Identify these same features now on Slide 98 (monkey trachea). Articular cartilage is seen in Slide 6 (finger joint). Observe the lack of a perichondrium, typical of articular cartilage. Finally, look at cartilage as it forms within mesenchyme in parts of the fetal hand, Slide 2.

ELASTIC CARTILAGE
Examine Slide 99 (human ear). Identify the cartilaginous core of this organ, noting it has findamentally the same features as hyaline cartilage, which you should be able to identify as above. In elastic cartilage, however, the matrix is not as amorphous as hyaline cartilage, being much more fibrous even without an elastic stain. Slide 100, monkey ear, has a special stain which turns elastic fibers blue-black. Note their extensive network in the matrix.

FIBROCARTILAGE
This type of cartilage is most obvious in intervertebral discs (Slide 5) and in joints where it forms some attachment for ligaments and tendons to bones (finger joint, Slide 6).

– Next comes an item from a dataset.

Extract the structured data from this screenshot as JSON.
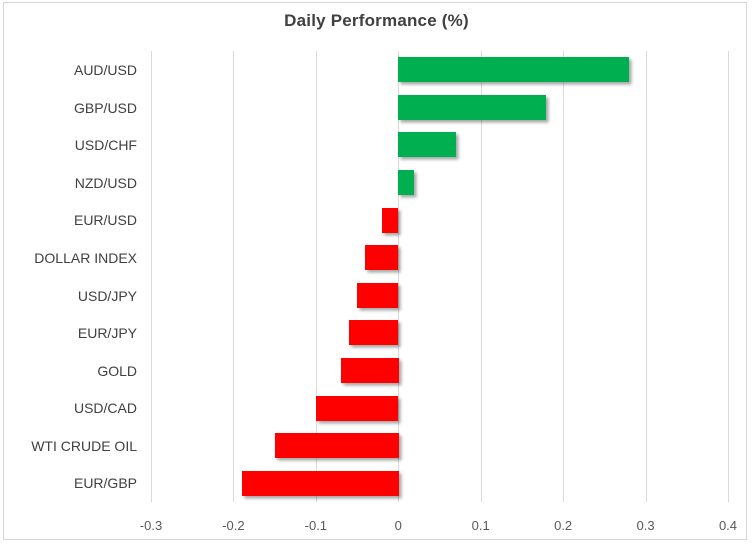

Orient yourself to the topography of the tissue in Slide 5 by examining the slide grossly first to determine exactly where you will look when you put it under the microscope. On either end of the tissue are marrow spaces and bone, since this is a longitudinal section through vertebrae. In the middle is an amorphous, pale purple zone, which is the nucleus pulposus. Between the bone and the nucleus pulposus, on either side, is a thin zone of fibrocartilage, evidenced by the presence of pink Type I collagen fibers coursing through it. You can distinguish this from connective tissue proper by the presence of lacunae.

Did you find a perichondrium with any of these examples of fibrocartilage?